The family still lives in Federal Way, but Kennish has been staying overnight at the shop a few times a week to save gas — “My truck gets about 12 miles a gallon,” he said.
“I volunteer my time here,” Kennish said. “But since we’ve moved here, we’ve actually been doing a lot better than we were doing (in Federal Way).”
Shaun works at the store three weekends a month, and will spend more time at the shop during the holidays and the summer.
The store accepts small donations for sale during business hours.
“All I ask is for people to be respectful,” Kennish said. “I’m not like Goodwill — all I’ve got is a trash can same as you. So I have to be picky about what we accept.”

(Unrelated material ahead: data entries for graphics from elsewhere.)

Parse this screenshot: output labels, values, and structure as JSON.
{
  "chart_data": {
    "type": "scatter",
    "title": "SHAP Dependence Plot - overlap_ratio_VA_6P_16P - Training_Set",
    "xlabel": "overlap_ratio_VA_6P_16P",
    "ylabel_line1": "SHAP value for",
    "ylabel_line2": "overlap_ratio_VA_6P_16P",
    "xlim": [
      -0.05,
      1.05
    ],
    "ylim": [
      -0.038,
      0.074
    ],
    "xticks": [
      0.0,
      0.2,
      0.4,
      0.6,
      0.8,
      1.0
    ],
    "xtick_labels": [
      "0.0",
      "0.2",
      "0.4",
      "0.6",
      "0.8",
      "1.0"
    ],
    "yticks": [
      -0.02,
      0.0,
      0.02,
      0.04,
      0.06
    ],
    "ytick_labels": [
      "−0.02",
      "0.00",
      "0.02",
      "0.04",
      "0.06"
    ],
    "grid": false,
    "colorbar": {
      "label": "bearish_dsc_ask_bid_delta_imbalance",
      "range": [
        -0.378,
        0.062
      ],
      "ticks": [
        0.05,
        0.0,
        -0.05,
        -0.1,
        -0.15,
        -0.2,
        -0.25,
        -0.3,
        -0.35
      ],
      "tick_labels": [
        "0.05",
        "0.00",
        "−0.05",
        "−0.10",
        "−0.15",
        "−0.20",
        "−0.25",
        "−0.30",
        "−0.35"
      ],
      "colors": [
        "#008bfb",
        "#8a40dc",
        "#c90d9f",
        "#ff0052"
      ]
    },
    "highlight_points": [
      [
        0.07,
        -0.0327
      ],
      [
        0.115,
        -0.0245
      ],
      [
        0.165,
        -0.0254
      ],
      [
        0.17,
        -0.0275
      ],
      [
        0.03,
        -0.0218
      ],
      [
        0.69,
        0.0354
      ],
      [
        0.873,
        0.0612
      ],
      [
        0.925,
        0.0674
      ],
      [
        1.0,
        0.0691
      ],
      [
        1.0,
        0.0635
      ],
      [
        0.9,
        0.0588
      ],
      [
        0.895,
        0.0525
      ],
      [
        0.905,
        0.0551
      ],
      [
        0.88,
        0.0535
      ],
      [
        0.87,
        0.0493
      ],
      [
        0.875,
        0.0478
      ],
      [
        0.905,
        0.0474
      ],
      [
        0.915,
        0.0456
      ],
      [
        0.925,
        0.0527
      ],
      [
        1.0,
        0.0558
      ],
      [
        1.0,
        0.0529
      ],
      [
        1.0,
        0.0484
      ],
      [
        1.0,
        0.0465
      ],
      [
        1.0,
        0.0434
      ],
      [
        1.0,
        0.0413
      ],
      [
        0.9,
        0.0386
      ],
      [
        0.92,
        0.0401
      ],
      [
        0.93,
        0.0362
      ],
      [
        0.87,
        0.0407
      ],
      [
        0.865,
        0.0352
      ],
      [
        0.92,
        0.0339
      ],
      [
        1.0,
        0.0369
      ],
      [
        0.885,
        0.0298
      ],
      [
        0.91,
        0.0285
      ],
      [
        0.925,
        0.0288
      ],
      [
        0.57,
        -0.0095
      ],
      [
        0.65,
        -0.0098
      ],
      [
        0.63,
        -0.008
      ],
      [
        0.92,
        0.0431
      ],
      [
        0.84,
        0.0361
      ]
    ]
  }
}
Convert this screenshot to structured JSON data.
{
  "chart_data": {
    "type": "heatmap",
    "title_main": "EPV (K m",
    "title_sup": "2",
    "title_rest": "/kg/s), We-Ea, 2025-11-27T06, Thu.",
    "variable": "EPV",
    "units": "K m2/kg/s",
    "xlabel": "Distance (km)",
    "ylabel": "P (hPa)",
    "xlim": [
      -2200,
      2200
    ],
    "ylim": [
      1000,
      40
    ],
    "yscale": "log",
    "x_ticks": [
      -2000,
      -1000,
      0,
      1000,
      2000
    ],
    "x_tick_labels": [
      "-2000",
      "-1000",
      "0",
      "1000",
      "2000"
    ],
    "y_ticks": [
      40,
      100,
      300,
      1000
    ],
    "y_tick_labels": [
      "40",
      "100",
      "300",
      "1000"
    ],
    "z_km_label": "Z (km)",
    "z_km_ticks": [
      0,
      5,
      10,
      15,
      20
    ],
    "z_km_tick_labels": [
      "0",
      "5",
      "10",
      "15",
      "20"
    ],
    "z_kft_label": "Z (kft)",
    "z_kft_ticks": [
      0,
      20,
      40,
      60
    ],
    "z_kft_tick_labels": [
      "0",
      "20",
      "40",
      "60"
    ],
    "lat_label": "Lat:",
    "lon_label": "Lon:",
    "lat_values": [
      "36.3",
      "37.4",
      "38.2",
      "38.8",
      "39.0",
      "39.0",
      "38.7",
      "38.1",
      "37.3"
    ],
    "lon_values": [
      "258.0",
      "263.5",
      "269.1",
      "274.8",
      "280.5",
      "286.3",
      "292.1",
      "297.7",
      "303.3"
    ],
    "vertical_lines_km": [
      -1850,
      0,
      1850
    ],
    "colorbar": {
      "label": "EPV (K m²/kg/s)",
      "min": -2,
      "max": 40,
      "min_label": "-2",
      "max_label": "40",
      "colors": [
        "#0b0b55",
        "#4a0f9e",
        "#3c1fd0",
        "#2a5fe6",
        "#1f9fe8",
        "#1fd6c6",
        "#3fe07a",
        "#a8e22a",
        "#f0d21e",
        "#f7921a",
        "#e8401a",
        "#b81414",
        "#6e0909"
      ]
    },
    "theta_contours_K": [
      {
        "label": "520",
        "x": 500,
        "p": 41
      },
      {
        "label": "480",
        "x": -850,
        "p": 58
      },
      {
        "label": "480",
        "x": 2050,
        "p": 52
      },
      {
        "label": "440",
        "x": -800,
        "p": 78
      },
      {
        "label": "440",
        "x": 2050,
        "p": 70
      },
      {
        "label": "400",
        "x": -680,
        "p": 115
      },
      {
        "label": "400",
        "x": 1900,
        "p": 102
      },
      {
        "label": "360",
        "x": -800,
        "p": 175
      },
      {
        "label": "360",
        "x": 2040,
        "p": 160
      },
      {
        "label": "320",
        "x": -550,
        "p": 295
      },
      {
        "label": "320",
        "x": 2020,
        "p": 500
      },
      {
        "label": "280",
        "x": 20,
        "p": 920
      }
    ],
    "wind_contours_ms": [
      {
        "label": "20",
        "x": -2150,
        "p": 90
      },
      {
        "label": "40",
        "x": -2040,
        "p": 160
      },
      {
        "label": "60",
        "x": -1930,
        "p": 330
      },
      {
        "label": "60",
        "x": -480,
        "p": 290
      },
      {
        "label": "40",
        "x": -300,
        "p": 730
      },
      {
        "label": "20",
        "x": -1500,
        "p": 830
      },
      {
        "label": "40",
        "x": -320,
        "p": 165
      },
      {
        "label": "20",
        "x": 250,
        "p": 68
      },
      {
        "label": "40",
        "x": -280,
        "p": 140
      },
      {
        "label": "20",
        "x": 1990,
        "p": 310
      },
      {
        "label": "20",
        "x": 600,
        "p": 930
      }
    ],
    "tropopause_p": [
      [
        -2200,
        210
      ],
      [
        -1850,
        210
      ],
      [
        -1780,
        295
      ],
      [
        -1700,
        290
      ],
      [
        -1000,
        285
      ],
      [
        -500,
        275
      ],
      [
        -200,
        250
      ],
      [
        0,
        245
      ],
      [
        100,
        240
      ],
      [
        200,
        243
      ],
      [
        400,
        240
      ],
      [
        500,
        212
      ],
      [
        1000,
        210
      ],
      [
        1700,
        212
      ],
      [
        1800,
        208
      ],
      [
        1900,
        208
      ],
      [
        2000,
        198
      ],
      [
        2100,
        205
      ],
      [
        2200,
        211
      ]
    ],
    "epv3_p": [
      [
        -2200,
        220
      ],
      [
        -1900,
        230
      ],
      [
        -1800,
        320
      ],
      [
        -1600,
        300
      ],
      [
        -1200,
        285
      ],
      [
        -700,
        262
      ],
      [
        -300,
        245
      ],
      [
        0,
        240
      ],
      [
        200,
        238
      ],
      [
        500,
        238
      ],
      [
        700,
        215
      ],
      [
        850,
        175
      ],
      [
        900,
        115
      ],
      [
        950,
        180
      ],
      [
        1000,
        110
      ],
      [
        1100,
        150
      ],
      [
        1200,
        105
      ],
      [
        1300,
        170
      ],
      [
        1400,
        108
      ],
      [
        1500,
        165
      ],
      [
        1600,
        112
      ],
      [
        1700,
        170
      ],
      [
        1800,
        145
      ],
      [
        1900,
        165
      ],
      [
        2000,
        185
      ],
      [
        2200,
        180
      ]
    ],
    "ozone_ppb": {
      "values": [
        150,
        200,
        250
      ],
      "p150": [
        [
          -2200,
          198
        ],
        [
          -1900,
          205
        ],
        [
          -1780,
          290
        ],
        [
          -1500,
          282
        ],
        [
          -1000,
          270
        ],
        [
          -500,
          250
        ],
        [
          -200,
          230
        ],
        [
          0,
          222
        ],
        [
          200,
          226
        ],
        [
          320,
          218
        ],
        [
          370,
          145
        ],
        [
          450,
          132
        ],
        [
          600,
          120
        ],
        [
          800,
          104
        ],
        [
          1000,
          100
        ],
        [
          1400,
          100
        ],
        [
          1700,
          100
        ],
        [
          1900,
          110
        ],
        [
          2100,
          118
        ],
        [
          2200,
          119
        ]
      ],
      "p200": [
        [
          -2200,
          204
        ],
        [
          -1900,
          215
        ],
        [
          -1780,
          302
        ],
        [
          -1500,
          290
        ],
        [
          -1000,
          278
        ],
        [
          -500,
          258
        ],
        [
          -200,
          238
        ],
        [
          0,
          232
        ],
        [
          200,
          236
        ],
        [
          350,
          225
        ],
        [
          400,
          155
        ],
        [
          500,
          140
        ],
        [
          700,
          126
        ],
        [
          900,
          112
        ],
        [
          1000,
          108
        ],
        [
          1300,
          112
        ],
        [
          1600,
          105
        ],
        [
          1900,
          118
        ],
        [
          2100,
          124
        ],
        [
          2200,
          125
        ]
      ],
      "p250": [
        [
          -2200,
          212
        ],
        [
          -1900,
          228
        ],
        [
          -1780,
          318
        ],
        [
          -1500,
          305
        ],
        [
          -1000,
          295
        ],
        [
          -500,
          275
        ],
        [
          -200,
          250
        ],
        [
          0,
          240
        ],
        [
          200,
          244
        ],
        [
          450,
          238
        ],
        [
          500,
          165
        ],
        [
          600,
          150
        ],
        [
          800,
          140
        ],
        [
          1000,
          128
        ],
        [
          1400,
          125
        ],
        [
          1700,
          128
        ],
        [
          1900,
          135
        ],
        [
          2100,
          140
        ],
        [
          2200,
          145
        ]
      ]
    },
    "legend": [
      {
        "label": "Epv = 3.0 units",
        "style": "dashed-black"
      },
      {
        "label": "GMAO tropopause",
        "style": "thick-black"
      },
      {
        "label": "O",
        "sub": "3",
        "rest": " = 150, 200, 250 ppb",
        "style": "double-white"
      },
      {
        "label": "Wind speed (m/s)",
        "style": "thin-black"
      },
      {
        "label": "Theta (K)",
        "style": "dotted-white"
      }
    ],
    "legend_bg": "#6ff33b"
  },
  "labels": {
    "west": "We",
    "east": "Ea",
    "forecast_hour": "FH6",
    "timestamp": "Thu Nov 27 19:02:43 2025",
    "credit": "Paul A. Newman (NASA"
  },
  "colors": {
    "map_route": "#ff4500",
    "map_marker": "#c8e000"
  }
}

So far, he said, his favorite items — from the days of bidding at storage auctions — are Lalique statues, crystal figurines from the Art Deco movement.
As for what’s next, Kennish is considering a small setup in store to offer the neighborhood a place to buy convenience store-type items — sodas, snacks, sports drinks, toiletries.
“We’re open late enough it might benefit them,” he said of his neighbors.
The family has joined the Tacoma-Pierce County Chamber of Commerce and had their official ribbon cutting Saturday (Dec. 8). Shaun cut the ribbon.
City Council members Lillian Hunter and Chris Beale attended along with Chamber President and CEO Tom Pierson.
“This is my neighborhood,” Hunter said at the ceremony. “I actually was raised in this area.”
She said she’d already checked out the store’s inventory.
“I’ve got my eye on a couple of things in there and I’m ready to start shopping,” she said.
As Tibbitts noted: “Local supports local!”
Hoarders Attic thrift shop
Address: 8328 S. Park Ave., Tacoma.
Hours: 11 a.m.-7 p.m. Tuesday-Friday; 11 a.m.-6 p.m. Saturday; 11 a.m.-5 p.m. Sunday; closed Monday.